In the United States—where just acknowledging the existence of climate change has been enough for companies to earn kudos from liberals—the fact that the major institutions of capital now appear to be taking rising temperatures more seriously than before can seem like a reason for optimism. But these seeming-blessings may not be broadly shared. Yes, business leaders and major firms are acknowledging the climate crisis and its impacts. That doesn’t necessarily portend good news for the planet.
For instance, industry reports on climate change that typically look at the risks worsening weather and rising seas pose to supply chains tend to pointedly eschew the many ways supply chains themselves fuel this cycle of deterioration. Like the airline industry, the shipping industry is officially excluded from the Paris Agreement, its emissions ostensibly governed by a secretive U.N. agency comprised of logistics industry veterans.
The recent pandemic-induced hype-cycle fueling news stories about supply chain trouble has tended to focus on troubles at ports. But the freighters and hulking, multicolor containers that these reports evoke are just one link in any one company’s supply chain and the emissions they generate. Climate change is indeed a grave threat to port infrastructure, but the wine or khakis transiting through them face deeper challenges than trucking and ship queues, much of which is understated by traditional economic modeling on climate change. From scalding fields and unair-conditioned warehouses in the Pacific Northwest heatwave this past summer to flooding in China that knocked out coal-fired power plants in the fall, climate change is already putting pressure on sprawling supply chains engineered over decades to operate on the thinnest of margins. These strains will only grow as temperatures rise.
But there’s a pattern to how major sectors of the economy are addressing these threats. The U.S. military—perhaps the world’s largest public-private partnership, with its own extensive supply chains—has published exhaustive reports about climate change for well over a decade. Its efforts, however, are primarily focused on the risks that floods, fires, and other disasters pose to defense operations around the world, from bases to training activities.

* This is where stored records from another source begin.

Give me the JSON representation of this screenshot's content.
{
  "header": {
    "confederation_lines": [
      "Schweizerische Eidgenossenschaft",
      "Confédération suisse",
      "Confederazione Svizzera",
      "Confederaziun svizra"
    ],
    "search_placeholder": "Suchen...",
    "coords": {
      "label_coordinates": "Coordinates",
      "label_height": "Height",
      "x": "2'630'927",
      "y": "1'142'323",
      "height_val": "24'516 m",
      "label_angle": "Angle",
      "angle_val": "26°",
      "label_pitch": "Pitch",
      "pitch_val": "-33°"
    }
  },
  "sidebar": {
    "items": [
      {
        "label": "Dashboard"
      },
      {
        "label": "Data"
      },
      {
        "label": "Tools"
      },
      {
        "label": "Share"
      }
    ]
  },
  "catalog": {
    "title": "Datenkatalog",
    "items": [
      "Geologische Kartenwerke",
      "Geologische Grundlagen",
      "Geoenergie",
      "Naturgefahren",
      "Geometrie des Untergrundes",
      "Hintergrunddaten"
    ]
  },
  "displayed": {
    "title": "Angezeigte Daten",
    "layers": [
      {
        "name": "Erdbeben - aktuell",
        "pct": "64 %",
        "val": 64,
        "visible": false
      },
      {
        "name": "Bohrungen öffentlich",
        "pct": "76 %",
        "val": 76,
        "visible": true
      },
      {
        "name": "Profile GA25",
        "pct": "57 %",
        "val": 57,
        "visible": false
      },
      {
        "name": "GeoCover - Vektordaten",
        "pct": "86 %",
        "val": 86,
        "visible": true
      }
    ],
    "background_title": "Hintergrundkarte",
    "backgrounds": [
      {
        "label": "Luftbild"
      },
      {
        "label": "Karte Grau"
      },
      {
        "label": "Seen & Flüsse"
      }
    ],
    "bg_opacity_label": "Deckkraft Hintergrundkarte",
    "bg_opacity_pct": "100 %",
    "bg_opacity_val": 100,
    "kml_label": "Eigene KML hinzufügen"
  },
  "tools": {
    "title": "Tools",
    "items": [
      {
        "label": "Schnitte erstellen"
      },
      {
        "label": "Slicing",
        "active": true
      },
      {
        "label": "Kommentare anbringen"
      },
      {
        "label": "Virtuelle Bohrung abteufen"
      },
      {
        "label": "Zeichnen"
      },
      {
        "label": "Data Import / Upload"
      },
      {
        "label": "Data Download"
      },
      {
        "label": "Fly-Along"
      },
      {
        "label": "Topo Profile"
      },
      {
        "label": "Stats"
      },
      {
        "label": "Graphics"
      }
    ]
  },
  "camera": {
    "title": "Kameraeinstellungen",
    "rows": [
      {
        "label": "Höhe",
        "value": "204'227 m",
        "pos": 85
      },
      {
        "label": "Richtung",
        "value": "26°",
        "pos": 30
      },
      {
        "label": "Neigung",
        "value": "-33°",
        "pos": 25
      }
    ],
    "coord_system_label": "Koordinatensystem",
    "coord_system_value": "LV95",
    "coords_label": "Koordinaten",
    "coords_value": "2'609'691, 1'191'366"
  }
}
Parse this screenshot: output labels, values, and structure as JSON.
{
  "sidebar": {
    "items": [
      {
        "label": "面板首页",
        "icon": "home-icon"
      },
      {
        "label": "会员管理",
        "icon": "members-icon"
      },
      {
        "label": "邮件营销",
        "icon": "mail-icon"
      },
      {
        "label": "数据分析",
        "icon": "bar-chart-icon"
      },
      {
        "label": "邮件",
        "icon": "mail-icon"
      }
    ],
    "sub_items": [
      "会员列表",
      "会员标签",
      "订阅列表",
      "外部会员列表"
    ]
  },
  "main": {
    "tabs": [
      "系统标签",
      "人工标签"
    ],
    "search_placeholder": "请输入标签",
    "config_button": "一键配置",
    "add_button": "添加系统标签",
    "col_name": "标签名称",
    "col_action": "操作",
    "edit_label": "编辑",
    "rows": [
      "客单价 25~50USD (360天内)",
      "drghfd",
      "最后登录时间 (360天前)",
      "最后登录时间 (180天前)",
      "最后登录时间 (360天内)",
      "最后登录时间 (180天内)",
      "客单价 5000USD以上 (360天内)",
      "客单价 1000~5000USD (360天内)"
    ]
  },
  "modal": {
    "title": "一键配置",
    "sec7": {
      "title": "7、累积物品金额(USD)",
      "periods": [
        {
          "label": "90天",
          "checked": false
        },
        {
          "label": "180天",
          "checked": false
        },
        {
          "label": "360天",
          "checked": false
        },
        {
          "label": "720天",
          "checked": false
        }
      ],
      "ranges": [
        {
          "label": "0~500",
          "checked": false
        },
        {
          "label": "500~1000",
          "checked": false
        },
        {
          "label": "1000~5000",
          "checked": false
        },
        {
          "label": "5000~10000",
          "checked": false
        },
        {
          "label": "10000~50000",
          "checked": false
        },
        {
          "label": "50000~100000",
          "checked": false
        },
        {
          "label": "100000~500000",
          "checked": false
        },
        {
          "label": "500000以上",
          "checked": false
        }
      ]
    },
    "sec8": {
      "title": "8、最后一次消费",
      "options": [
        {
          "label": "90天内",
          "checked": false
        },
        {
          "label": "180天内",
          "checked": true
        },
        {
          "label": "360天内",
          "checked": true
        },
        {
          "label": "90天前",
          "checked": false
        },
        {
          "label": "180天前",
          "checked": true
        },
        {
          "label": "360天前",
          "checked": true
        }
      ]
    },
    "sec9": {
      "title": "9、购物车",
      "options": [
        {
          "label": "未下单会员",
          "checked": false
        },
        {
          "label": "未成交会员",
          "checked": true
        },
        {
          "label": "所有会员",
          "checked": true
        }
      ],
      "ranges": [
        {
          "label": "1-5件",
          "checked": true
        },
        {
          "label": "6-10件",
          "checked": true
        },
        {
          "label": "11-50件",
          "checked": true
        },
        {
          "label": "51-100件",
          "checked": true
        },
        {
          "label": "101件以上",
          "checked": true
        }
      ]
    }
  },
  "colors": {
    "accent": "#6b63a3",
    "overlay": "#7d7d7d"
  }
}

That’s the thrust of the craze around Environmental, Social, and Governance investing, or ESG, as well: It’s principally a means for banks and asset managers to assess various risks to their portfolios while bolstering their reputations, accounting for climate policies that might tank fossil fuel stock values or real estate holdings which could be underwater soon. While there’s been a growing interest in climate-related financial regulation, including from the White House, even that is still mostly limited to making companies disclose the risks that climate change poses to financial institutions, not the effects of the projects they finance on the atmosphere.
The trouble is in conflating self-interested risk assessment with a plan for reducing emissions within what are in some cases fabulously carbon-intensive industries. If they formed a country, the world’s 18 largest banks and asset managers would be the world’s fifth-largest emitter, according to a study from the Center for American Progress and the Sierra Club. In the five years after the Paris Agreement was first brokered in 2015, major banks now cashing-in on sustainable investment trends have financed $3.8 trillion worth of fossil fuel projects. Just eight supply chains—for fashion, automobiles, electronics, construction, food, freight, “fast-moving consumer goods,” and professional services, including consultants—account for half of greenhouse gas emissions. The bulk of those emissions aren’t produced in final manufacturing (say, assembling a car), but are embedded in agriculture, source materials, and shipping that typically fall under the purview of several different contractors and subcontractors that rarely share emissions data with one another.
The U.S. military is the world’s single largest institutional emitter of fossil fuels and the federal government’s biggest consumer of fossil fuels. Conveniently, it was also excluded from the White House’s recent executive order mandating the federal government work toward net-zero goals. And just a handful of countries have opted to include military emissions in their nationally determined contributions to the Paris Agreement; they’re voluntary under that pact. So the gargantuan, $768 billion National Defense Authorization Act for Fiscal Year 2022 that passed with broad bipartisan support in the House and Senate, and which President Biden signed this week, could carry a carbon footprint larger than a slashed version of Build Back Better might ever hope to cancel out. As The Boston Globe’s Dharna Noor reported, the only climate provision included in the defense budget is one requiring the Defense Department to submit annual reports on how it intends to reduce greenhouse gas emissions.
The sectors most critical to the climate fight are also those most central to the functioning of the global economy. Through a combination of political expedience and economic necessity, carve-outs exclude the very industries whose emissions need to be most drastically reduced. More often than not, their voluntary responses to cutting carbon don’t examine the ways they’re actively fueling the crisis: Airline and shipping, for instance, have each leaned heavily on carbon offsets. Finance has trumpeted its token green funds while continuing to invest in fossil fuels, something that isn’t a problem considering the lack of rules around what fits under the widening ESG umbrella. The question is whether these critical sectors will be made to account for their contributions to the climate crisis or deemed too critical to have to make cuts after the current wave of supply chain–hype has subsided.